What is that? "Maybe it's just me, but my early memories are all about new food," she says, adding, after a long pause: "Fresh bread, my mother making pizza.

"I really remember the bread."

Truss on Truss

Any diet tips? "Everything in moderation; food shouldn't be technocratic."

Best of British cheeses? "Stinking Bishop is a particular favourite. I like Stilton - a lot, and there's a fantastic Norfolk cheese called the Wells Alpine. It's quite an ironic name as Norfolk is very flat."

How do you unwind from the stress of politics? Brat Pack flicks from the 1980s. I watch Ferris Buellers Day Off a lot; The Breakfast Club, St Elmo's Fire, that kind of thing. Just popular culture.
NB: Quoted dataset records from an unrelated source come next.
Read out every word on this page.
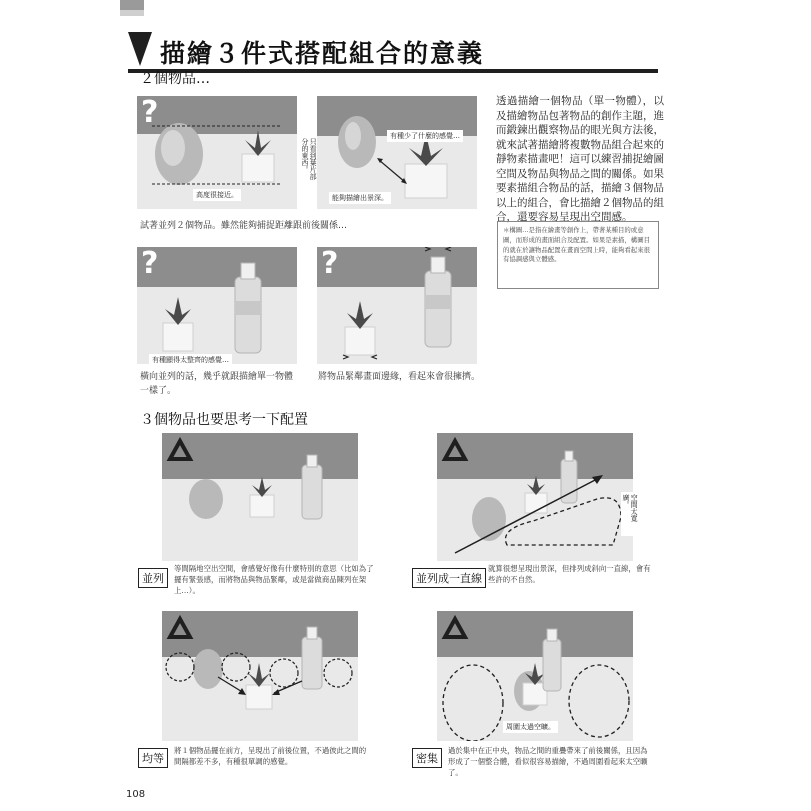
描繪３件式搭配組合的意義
２個物品…
?
高度很接近。
只看到葉片部分的東西。
有種少了什麼的感覺…
能夠描繪出景深。
試著並列２個物品。雖然能夠捕捉距離跟前後關係…
?
有種顯得太整齊的感覺…
?
橫向並列的話，幾乎就跟描繪單一物體一樣了。
將物品緊鄰畫面邊緣，看起來會很擁擠。
透過描繪一個物品（單一物體），以及描繪物品包著物品的創作主題，進而鍛鍊出觀察物品的眼光與方法後，就來試著描繪將複數物品組合起來的靜物素描畫吧！這可以練習捕捉繪圖空間及物品與物品之間的關係。如果要素描組合物品的話，描繪３個物品以上的組合，會比描繪２個物品的組合，還要容易呈現出空間感。
＊構圖…是指在繪畫等創作上，帶著某種目的或意圖，而形成的畫面組合及配置。如果是素描，構圖目的就在於讓物品配置在畫面空間上時，能夠看起來很有協調感與立體感。
３個物品也要思考一下配置
並列
等間隔地空出空間，會感覺好像有什麼特別的意思（比如為了擺有緊張感，而將物品與物品緊鄰，或是當做商品陳列在架上…）。
空間太寬廣。
並列成一直線
就算很想呈現出景深，但排列成斜向一直線，會有些許的不自然。
均等
將１個物品擺在前方，呈現出了前後位置，不過彼此之間的間隔都差不多，有種很單調的感覺。
周圍太過空曠。
密集
過於集中在正中央，物品之間的重疊帶來了前後關係，且因為形成了一個整合體，看似很容易描繪，不過周圍看起來太空曠了。
108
Where would you go for a holiday in Britain? I love the Norfolk coast - it's fantastically unspoilt. Old Hunstanton is really nice. I visit Yorkshire quite often, my parents are based there. There are so many fascinating parts of Britain.

What will you be drinking instead of champagne? Camel Valley Vineyard [in Cornwall] is fantastic. They do award-winning rosé sparkling, which is very good.

What is your favourite potato? The best potato of course is the Norfolk Peer, which is a new potato. I said it should have a picture of Baroness Gillian Shephard [who previously held Miss Truss's South West Norfolk seat].